Here's another hypothesis: There is no correlation between the scribal hand identified by Lisa Fagin-Davis as writing a given page with a big picture of a single plant and which of those two underlying distributions in relative bigram frequency space the text on that page belongs to. If we look at the data, what does that tell us? All the pages in one clump are written by her Scribe 1, and all the pages in the other are written by her Scribes 2, 3, and 5. So that hypothesis is pretty clearly falsified. That's something any theory about the history of the object should account for. It may not "explain" the history, but it certainly constrains it.

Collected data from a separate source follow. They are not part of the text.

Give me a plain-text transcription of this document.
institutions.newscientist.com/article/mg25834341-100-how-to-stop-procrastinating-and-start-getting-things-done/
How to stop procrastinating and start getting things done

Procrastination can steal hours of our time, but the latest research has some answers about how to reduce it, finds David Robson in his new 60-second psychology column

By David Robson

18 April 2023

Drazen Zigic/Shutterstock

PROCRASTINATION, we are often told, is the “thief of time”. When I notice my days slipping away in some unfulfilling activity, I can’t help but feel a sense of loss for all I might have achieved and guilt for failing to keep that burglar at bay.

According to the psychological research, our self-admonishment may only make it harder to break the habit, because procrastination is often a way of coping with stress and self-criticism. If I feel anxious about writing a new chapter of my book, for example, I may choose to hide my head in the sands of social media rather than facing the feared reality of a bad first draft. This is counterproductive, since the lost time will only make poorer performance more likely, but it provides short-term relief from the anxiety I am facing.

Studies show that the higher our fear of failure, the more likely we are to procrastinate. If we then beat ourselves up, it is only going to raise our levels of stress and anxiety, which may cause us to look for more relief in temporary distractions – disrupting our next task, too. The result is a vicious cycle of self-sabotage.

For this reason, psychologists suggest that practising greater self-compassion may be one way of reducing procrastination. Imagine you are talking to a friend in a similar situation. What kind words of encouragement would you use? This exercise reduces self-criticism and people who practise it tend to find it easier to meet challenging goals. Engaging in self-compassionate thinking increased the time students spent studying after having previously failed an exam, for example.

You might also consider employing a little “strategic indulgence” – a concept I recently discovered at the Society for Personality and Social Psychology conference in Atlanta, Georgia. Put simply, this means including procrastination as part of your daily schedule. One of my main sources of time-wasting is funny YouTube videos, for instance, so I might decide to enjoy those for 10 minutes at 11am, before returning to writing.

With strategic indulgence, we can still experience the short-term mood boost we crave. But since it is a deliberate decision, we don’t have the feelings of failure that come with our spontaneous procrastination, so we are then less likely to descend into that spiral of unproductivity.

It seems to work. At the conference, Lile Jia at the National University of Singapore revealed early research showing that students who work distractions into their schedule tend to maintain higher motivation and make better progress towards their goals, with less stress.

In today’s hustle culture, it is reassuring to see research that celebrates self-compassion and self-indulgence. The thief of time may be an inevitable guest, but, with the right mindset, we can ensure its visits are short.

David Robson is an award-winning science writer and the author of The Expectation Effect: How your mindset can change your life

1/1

Here's another hypothesis: the quantitative differences in relative bigram frequency between the text on the pages with a big picture of a plant on them and the text on the pages with pictures of strange women lying in ponds (but not distributing swords)* are larger than the typical quantitative differences in relative bigram frequencies between texts on different subjects in a common natural language. That is also a perfectly reasonable and perfectly testable hypothesis, although no one has done so that I know of. I really wish someone would, as it would put to bed one way or another a whole bunch of hand-wavey arguments about the text.
So I'm very comfortable defending the utility of analyses in relative bigram frequency space.
(* If you don't get the reference, you should watch Monty Python and the Holy Grail.)